POR Jorge Octavio González
En política, cuando no se tiene una respuesta inteligente a los cuestionamientos, lo mejor es quedarse callado.
Pero eso no lo entendió la diputada Yommira Carrillo Barreto, la legisladora que, con todo el cinismo del mundo, se burló de sus compañeros de Legislatura y de la sociedad en general al decir que “ya mero somos como Venezuela”.
Después de la avalancha de críticas, unas con ingenio y otras con demasiada indignación, la diputada salió a responder como sólo ella sabe: burlándose de la gente, riéndose de los comentarios y dejando entrever que todo lo que le digan le valía un comino.
“Estoy convencida de que no tengo porqué defenderme de algo que no hice”, inició su lastimera respuesta. Y claro: ella no hizo nada; ella sólo hizo afirmaciones que hicieron enojar a la gente que se sintió ofendida por la forma en que los funcionarios del oficialismo actúan, como si supieran que nunca van a rendir cuentas de sus actos.
Yommira Carrillo utilizó las acciones afirmativas para ser candidata por segunda ocasión a la diputación local en la elección del 2024; el partido guinda la registró como parte de la comunidad LGBTQ+, esto es, como parte de las cuotas que las autoridades electorales fijaron para que las minorías ocuparan espacios en la política.
Al margen de que nunca se ha visto que la legisladora apoye a la comunidad o presente iniciativas a favor de sus derechos, Carrillo Barreto pudo acceder a la 61 Legislatura gracias a las trampas que hicieron los partidos para acomodar a candidatos como parte de población vulnerable, como lo hizo Julia Jiménez con su compadre Beto Partida, al que también inscribió como diputado plurinominal como parte de la comunidad LGBTQ+.

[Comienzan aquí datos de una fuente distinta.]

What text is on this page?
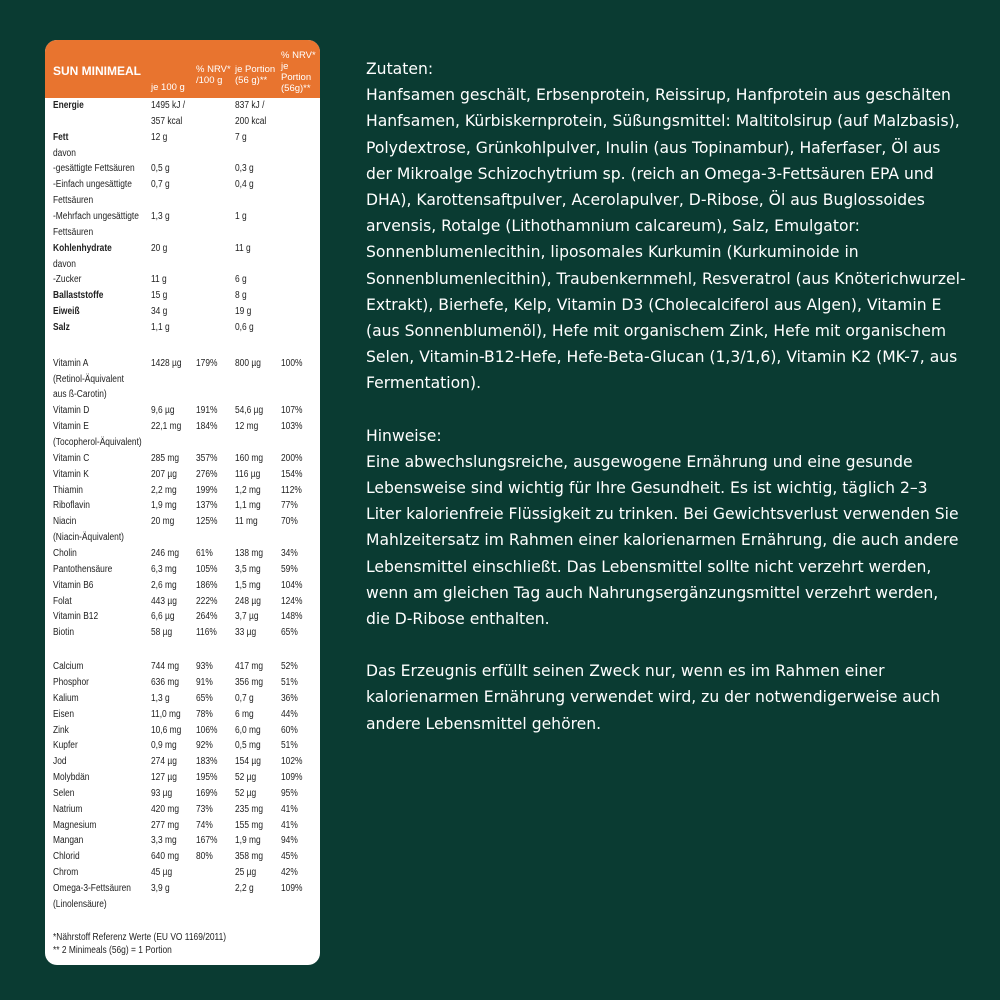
SUN MINIMEAL
je 100 g
% NRV* /100 g
je Portion (56 g)**
% NRV* je Portion (56g)**
Energie	1495 kJ /	837 kJ /
357 kcal	200 kcal
Fett	12 g	7 g
davon
-gesättigte Fettsäuren 0,5 g	0,3 g
-Einfach ungesättigte 0,7 g	0,4 g
Fettsäuren
-Mehrfach ungesättigte 1,3 g	1 g
Fettsäuren
Kohlenhydrate	20 g	11 g
davon
-Zucker	11 g	6 g
Ballaststoffe	15 g	8 g
Eiweiß	34 g	19 g
Salz	1,1 g	0,6 g
Vitamin A	1428 µg 179% 800 µg 100%
(Retinol-Äquivalent
aus ß-Carotin)
Vitamin D	9,6 µg 191% 54,6 µg 107%
Vitamin E	22,1 mg 184% 12 mg 103%
(Tocopherol-Äquivalent)
Vitamin C	285 mg 357% 160 mg 200%
Vitamin K	207 µg 276% 116 µg 154%
Thiamin	2,2 mg 199% 1,2 mg 112%
Riboflavin	1,9 mg 137% 1,1 mg 77%
Niacin	20 mg 125% 11 mg 70%
(Niacin-Äquivalent)
Cholin	246 mg 61% 138 mg 34%
Pantothensäure	6,3 mg 105% 3,5 mg 59%
Vitamin B6	2,6 mg 186% 1,5 mg 104%
Folat	443 µg 222% 248 µg 124%
Vitamin B12	6,6 µg 264% 3,7 µg 148%
Biotin	58 µg 116% 33 µg 65%
Calcium	744 mg 93% 417 mg 52%
Phosphor	636 mg 91% 356 mg 51%
Kalium	1,3 g	65% 0,7 g	36%
Eisen	11,0 mg 78% 6 mg	44%
Zink	10,6 mg 106% 6,0 mg 60%
Kupfer	0,9 mg 92% 0,5 mg 51%
Jod	274 µg 183% 154 µg 102%
Molybdän	127 µg 195% 52 µg 109%
Selen	93 µg 169% 52 µg 95%
Natrium	420 mg 73% 235 mg 41%
Magnesium	277 mg 74% 155 mg 41%
Mangan	3,3 mg 167% 1,9 mg 94%
Chlorid	640 mg 80% 358 mg 45%
Chrom	45 µg	25 µg 42%
Omega-3-Fettsäuren 3,9 g	2,2 g	109%
(Linolensäure)
*Nährstoff Referenz Werte (EU VO 1169/2011)
** 2 Minimeals (56g) = 1 Portion

Zutaten:

Hanfsamen geschält, Erbsenprotein, Reissirup, Hanfprotein aus geschälten Hanfsamen, Kürbiskernprotein, Süßungsmittel: Maltitolsirup (auf Malzbasis), Polydextrose, Grünkohlpulver, Inulin (aus Topinambur), Haferfaser, Öl aus der Mikroalge Schizochytrium sp. (reich an Omega-3-Fettsäuren EPA und DHA), Karottensaftpulver, Acerolapulver, D-Ribose, Öl aus Buglossoides arvensis, Rotalge (Lithothamnium calcareum), Salz, Emulgator: Sonnenblumenlecithin, liposomales Kurkumin (Kurkuminoide in Sonnenblumenlecithin), Traubenkernmehl, Resveratrol (aus Knöterichwurzel-Extrakt), Bierhefe, Kelp, Vitamin D3 (Cholecalciferol aus Algen), Vitamin E (aus Sonnenblumenöl), Hefe mit organischem Zink, Hefe mit organischem Selen, Vitamin-B12-Hefe, Hefe-Beta-Glucan (1,3/1,6), Vitamin K2 (MK-7, aus Fermentation).

Hinweise:

Eine abwechslungsreiche, ausgewogene Ernährung und eine gesunde Lebensweise sind wichtig für Ihre Gesundheit. Es ist wichtig, täglich 2–3 Liter kalorienfreie Flüssigkeit zu trinken. Bei Gewichtsverlust verwenden Sie Mahlzeitersatz im Rahmen einer kalorienarmen Ernährung, die auch andere Lebensmittel einschließt. Das Lebensmittel sollte nicht verzehrt werden, wenn am gleichen Tag auch Nahrungsergänzungsmittel verzehrt werden, die D-Ribose enthalten.

Das Erzeugnis erfüllt seinen Zweck nur, wenn es im Rahmen einer kalorienarmen Ernährung verwendet wird, zu der notwendigerweise auch andere Lebensmittel gehören.
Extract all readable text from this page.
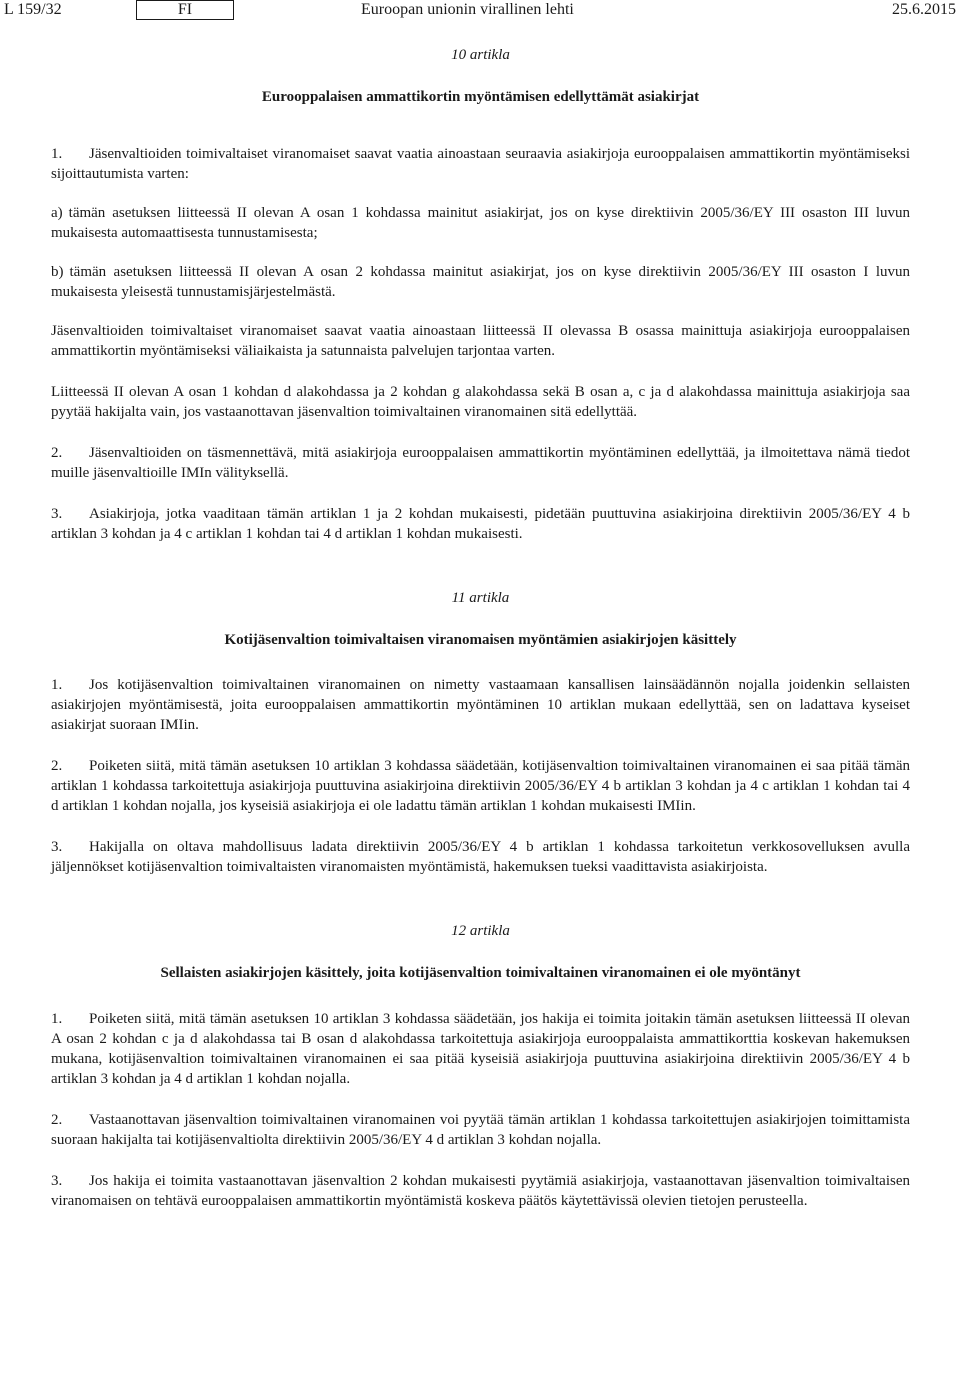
L 159/32	FI	Euroopan unionin virallinen lehti	25.6.2015
10 artikla
Eurooppalaisen ammattikortin myöntämisen edellyttämät asiakirjat

1. Jäsenvaltioiden toimivaltaiset viranomaiset saavat vaatia ainoastaan seuraavia asiakirjoja eurooppalaisen ammattikortin myöntämiseksi sijoittautumista varten:

a) tämän asetuksen liitteessä II olevan A osan 1 kohdassa mainitut asiakirjat, jos on kyse direktiivin 2005/36/EY III osaston III luvun mukaisesta automaattisesta tunnustamisesta;

b) tämän asetuksen liitteessä II olevan A osan 2 kohdassa mainitut asiakirjat, jos on kyse direktiivin 2005/36/EY III osaston I luvun mukaisesta yleisestä tunnustamisjärjestelmästä.

Jäsenvaltioiden toimivaltaiset viranomaiset saavat vaatia ainoastaan liitteessä II olevassa B osassa mainittuja asiakirjoja eurooppalaisen ammattikortin myöntämiseksi väliaikaista ja satunnaista palvelujen tarjontaa varten.

Liitteessä II olevan A osan 1 kohdan d alakohdassa ja 2 kohdan g alakohdassa sekä B osan a, c ja d alakohdassa mainittuja asiakirjoja saa pyytää hakijalta vain, jos vastaanottavan jäsenvaltion toimivaltainen viranomainen sitä edellyttää.

2. Jäsenvaltioiden on täsmennettävä, mitä asiakirjoja eurooppalaisen ammattikortin myöntäminen edellyttää, ja ilmoitettava nämä tiedot muille jäsenvaltioille IMIn välityksellä.

3. Asiakirjoja, jotka vaaditaan tämän artiklan 1 ja 2 kohdan mukaisesti, pidetään puuttuvina asiakirjoina direktiivin 2005/36/EY 4 b artiklan 3 kohdan ja 4 c artiklan 1 kohdan tai 4 d artiklan 1 kohdan mukaisesti.

11 artikla
Kotijäsenvaltion toimivaltaisen viranomaisen myöntämien asiakirjojen käsittely

1. Jos kotijäsenvaltion toimivaltainen viranomainen on nimetty vastaamaan kansallisen lainsäädännön nojalla joidenkin sellaisten asiakirjojen myöntämisestä, joita eurooppalaisen ammattikortin myöntäminen 10 artiklan mukaan edellyttää, sen on ladattava kyseiset asiakirjat suoraan IMIin.

2. Poiketen siitä, mitä tämän asetuksen 10 artiklan 3 kohdassa säädetään, kotijäsenvaltion toimivaltainen viranomainen ei saa pitää tämän artiklan 1 kohdassa tarkoitettuja asiakirjoja puuttuvina asiakirjoina direktiivin 2005/36/EY 4 b artiklan 3 kohdan ja 4 c artiklan 1 kohdan tai 4 d artiklan 1 kohdan nojalla, jos kyseisiä asiakirjoja ei ole ladattu tämän artiklan 1 kohdan mukaisesti IMIin.

3. Hakijalla on oltava mahdollisuus ladata direktiivin 2005/36/EY 4 b artiklan 1 kohdassa tarkoitetun verkkosovelluksen avulla jäljennökset kotijäsenvaltion toimivaltaisten viranomaisten myöntämistä, hakemuksen tueksi vaadittavista asiakirjoista.

12 artikla
Sellaisten asiakirjojen käsittely, joita kotijäsenvaltion toimivaltainen viranomainen ei ole myöntänyt

1. Poiketen siitä, mitä tämän asetuksen 10 artiklan 3 kohdassa säädetään, jos hakija ei toimita joitakin tämän asetuksen liitteessä II olevan A osan 2 kohdan c ja d alakohdassa tai B osan d alakohdassa tarkoitettuja asiakirjoja eurooppalaista ammattikorttia koskevan hakemuksen mukana, kotijäsenvaltion toimivaltainen viranomainen ei saa pitää kyseisiä asiakirjoja puuttuvina asiakirjoina direktiivin 2005/36/EY 4 b artiklan 3 kohdan ja 4 d artiklan 1 kohdan nojalla.

2. Vastaanottavan jäsenvaltion toimivaltainen viranomainen voi pyytää tämän artiklan 1 kohdassa tarkoitettujen asiakirjojen toimittamista suoraan hakijalta tai kotijäsenvaltiolta direktiivin 2005/36/EY 4 d artiklan 3 kohdan nojalla.

3. Jos hakija ei toimita vastaanottavan jäsenvaltion 2 kohdan mukaisesti pyytämiä asiakirjoja, vastaanottavan jäsenvaltion toimivaltaisen viranomaisen on tehtävä eurooppalaisen ammattikortin myöntämistä koskeva päätös käytettävissä olevien tietojen perusteella.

En ese aspecto todos son iguales: cínicos ambiciosos de poder.
“Me responsabilizo de mis palabras, mas no de lo que entiendan”, es otra parte de lo que respondió la diputada ante los cuestionamientos en su contra. Pero aquí no se trata de lo que entendieron los medios sino de lo que ella textualmente dijo: “ya mero somos como Venezuela”.
Al final escribió: “Prefiero las críticas gratuitas que las alabanzas pagadas”.
La reacción de la sociedad, al margen de sus ideologías, fue unánime: críticas mordaces a los dichos de una diputada que se siente que nadie la merece, que cree que es una gran polemista en tribuna —no lo es— y que está segura que formar parte del régimen gobernante le da derecho a burlarse de la gente y actuar con soberbia y cinismo.
En ningún lado vi alabanzas hacia las desafortunadas palabras de Yommira Carrillo Barreto; fue todo lo contrario, desde luego.
Pero así viven la mayoría de mujeres y hombres que llegaron al poder con la marca MORENA: llenos de soberbia, cegados, sin empatía y, sobre todo, sin poder de autocrítica y de humildad para reconocer que cometen errores y que requieren hacer equipo con fuerzas políticas distintas para tener más legitimidad.
Mientras haya diputados o diputadas como Yommira Carrillo no habrá disposición de la oposición para mantener un diálogo de respeto y la cordialidad que se necesita para llegar a acuerdos que beneficien a los colimenses.
Yommira Carrillo está segura de que no cometió ningún error y que no tiene por qué disculparse; ella en realidad vive en un universo alterno en donde todo lo que diga y como lo diga no importa, al cabo los millones de votos que recibieron les da el derecho para actuar como se les pegue la gana.